On judicial activism, and whether the courts should take an active role in policy creation:

“I do not agree with this view. I think it is a great deal better for the elected branches to take the lead in creating a more just society than for courts to do so.”

On what she would do if she disagrees with the president of attorney general on what position to take on a case:

” If I am confirmed and I disagree with the President on the position to take in a case for which the Solicitor General’s office is responsible, I would do my best to persuade him of the correctness of the office’s views or the appropriateness of deferring to the office. (I believe that if the disagreement were with the Attorney General, a natural step would be to appeal to the President.) If the disagreement were to continue, I would consider the nature of the case, the nature of the disagreement, and the full range of ways to deal with the disagreement. I should clarify here that the critical question is not what would happen if I “personally” disagree with the President, because my personal views would be irrelevant; the critical question is what would happen if the President and I were to disagree on the position that will advance the long-term interests of the United States, which is the Solicitor General’s client. That is the only basis on which I would act as Solicitor General, and so that is the only ground on which disagreement between myself and the President might present itself.

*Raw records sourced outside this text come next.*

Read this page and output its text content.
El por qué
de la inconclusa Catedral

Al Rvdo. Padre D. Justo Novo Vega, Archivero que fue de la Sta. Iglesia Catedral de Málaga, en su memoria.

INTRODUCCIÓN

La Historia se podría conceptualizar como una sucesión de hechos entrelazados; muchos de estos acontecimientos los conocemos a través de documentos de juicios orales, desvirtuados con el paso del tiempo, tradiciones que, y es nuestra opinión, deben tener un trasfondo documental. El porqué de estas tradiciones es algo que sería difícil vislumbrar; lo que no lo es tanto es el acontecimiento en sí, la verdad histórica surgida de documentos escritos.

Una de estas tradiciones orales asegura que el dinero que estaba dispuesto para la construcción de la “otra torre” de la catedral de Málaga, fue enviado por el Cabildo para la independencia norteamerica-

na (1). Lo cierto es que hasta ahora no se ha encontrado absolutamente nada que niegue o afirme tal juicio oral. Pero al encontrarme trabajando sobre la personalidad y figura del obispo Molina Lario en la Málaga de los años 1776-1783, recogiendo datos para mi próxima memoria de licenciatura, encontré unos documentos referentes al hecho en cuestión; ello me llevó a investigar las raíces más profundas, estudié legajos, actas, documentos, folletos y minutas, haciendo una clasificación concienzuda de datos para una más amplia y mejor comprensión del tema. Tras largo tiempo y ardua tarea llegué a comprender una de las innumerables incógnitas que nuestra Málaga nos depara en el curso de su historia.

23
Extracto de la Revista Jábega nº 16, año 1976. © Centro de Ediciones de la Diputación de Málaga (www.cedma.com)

If I believe this disagreement goes to a highly material matter – a matter, for example, that would involve me in failing to fulfill my essential obligations to the Court or Congress – I would have to resign my office. Needless to say, I do not foresee any significant likelihood that this will happen. But I believe the Solicitor General needs to be able to walk away from the job when her assessment of her role and the obligations attendant on that role differs significantly from those of the President.”